1973 : YES publie "Tales From the Topographic Oceans", double pavé vinylique, considéré par certains comme un chef-d'oeuvre ultime, et par d'autres comme un exercice de style rébarbatif. Andy Tillison se range dans la première catégorie et, 32 ans plus tard, utilise ce monument comme album de chevet et source d'inspiration dans le processus de création du troisième album de The Tangent, dream-team progressive multinationale au sein de laquelle un nouveau Flower King (Jaime Salazar) a fait son apparition.
Sur le fond, The Tangent propose effectivement une œuvre immense et variée s'étalant sur plus de 78 minutes, rejoignant en cela son illustre prédécesseur. Néanmoins, la forme ne confine jamais au plagiat de leurs glorieux aînés. Tout juste pourra-t-on remarquer une certaine similitude dans les graphismes somptueux du livret avec l'œuvre originale de Roger Dean, et du côté musical, un "GPS Culture" d'inspiration yessienne, tendance années 90, avec une basse ronflante et des claviers tout en délicatesse.

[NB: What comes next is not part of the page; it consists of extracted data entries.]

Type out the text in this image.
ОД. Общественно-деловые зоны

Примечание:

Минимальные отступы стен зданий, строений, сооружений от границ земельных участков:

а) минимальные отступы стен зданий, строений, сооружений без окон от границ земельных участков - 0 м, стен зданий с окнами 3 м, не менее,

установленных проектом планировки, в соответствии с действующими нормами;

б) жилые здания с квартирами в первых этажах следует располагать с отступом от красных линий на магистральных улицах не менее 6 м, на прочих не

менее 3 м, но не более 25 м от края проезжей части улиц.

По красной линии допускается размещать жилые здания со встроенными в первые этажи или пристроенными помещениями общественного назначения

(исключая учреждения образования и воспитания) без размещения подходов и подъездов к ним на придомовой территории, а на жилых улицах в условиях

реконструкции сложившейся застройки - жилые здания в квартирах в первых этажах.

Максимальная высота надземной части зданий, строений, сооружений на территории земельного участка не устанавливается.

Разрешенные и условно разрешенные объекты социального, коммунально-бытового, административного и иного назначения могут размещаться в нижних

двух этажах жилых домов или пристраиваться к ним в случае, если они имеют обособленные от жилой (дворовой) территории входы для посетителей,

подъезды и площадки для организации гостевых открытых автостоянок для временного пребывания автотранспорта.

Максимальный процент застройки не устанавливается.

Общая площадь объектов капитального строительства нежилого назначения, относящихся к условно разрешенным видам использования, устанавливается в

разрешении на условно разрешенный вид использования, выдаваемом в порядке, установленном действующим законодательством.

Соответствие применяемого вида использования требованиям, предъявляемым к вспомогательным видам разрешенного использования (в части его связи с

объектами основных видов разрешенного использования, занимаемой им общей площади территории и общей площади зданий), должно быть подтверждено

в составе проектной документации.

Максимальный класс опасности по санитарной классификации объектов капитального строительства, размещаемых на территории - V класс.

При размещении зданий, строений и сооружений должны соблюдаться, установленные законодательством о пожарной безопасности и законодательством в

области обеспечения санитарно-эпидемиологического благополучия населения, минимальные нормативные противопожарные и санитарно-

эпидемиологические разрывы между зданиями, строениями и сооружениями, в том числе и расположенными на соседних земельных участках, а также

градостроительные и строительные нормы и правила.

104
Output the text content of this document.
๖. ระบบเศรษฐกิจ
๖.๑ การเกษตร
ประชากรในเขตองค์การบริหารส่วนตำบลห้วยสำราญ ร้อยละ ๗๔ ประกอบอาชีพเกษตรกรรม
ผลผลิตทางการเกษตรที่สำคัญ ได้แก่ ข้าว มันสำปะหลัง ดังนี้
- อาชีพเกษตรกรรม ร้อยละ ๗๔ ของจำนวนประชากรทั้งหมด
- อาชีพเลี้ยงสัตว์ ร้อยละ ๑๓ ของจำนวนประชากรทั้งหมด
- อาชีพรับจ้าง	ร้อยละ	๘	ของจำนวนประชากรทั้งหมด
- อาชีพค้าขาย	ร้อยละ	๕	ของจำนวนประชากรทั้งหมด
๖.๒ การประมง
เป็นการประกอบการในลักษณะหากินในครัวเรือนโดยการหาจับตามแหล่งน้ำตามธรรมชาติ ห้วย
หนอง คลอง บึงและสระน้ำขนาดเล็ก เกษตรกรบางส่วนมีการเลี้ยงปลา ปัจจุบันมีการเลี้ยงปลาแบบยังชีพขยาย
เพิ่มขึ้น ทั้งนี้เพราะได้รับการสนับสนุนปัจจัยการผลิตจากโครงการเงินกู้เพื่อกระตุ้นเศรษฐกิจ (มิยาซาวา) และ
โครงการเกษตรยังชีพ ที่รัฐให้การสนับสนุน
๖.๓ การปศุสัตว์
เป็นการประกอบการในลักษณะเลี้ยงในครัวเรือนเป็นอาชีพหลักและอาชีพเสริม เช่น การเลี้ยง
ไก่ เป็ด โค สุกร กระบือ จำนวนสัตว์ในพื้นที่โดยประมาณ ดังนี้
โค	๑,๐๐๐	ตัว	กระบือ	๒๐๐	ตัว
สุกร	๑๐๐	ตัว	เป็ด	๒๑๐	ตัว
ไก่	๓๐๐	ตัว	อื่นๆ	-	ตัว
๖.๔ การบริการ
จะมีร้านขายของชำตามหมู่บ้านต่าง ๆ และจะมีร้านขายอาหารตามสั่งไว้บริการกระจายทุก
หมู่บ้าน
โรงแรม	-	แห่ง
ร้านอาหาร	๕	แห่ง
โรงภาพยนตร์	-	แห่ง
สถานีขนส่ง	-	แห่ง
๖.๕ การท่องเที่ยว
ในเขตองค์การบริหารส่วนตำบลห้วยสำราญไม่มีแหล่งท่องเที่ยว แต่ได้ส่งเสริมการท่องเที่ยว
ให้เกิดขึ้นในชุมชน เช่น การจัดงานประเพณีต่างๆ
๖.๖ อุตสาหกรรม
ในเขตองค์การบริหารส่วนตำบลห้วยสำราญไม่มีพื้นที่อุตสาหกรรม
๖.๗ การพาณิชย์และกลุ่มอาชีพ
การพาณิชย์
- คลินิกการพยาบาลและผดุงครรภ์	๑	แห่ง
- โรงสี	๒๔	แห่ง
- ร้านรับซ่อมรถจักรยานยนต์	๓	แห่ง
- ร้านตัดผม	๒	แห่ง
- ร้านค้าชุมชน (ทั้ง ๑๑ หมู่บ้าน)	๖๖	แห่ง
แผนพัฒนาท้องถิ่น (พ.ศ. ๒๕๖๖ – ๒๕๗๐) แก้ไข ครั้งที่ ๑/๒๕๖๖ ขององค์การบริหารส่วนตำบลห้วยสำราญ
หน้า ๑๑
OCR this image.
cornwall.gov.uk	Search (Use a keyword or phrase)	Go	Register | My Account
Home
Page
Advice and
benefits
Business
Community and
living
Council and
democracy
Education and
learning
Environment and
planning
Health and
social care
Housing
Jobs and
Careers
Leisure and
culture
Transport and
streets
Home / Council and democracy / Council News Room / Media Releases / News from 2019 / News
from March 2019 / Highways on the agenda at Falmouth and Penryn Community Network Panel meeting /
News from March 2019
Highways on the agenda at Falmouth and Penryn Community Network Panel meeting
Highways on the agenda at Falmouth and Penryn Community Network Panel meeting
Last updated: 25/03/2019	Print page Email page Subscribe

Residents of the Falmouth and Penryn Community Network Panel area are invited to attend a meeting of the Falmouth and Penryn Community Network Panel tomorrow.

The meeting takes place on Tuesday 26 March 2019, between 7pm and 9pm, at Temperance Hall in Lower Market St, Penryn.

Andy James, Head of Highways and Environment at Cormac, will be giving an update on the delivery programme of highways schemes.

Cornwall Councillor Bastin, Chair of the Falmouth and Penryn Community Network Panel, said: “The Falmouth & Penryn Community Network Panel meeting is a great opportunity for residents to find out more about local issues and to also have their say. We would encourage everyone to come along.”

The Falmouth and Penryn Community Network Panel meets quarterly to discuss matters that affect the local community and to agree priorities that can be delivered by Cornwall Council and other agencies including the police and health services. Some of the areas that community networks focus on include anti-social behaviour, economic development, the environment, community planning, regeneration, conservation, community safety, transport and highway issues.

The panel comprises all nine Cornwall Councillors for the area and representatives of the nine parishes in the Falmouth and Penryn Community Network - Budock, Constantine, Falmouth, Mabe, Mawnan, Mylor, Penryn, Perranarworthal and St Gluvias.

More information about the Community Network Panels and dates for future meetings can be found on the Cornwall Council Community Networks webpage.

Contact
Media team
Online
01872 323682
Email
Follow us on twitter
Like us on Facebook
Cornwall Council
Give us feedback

Encadré par deux suites de 20 et 25 minutes, le reste de l'album propose une variété incroyable de styles, allant du jazz au néo-progressif le plus pur, en passant par des breaks aux harmonies parfois dissonantes, le tout s'enchaînant de manière très naturelle et sans jamais choquer l'oreille de l'auditeur.
Il en va ainsi du titre éponyme de l'album, qui déroule sur 25 minutes une véritable symphonie, proposant notamment une lente montée en puissance instrumentale, soutenue par le saxophone de Theo Travis et des interventions de flûtes jubilatoire, avant de se prolonger en un feu d'artifice musical digne de Transatlantic.
Même constat sur "In Earnest" qui ouvre l'album : l'auditeur se retrouve emporté dans un flux musical aux ambiances multiples, duquel il ressort 20 minutes plus tard sans avoir vu passer le temps, les thèmes s'enchaînant les uns après les autres sans temps mort.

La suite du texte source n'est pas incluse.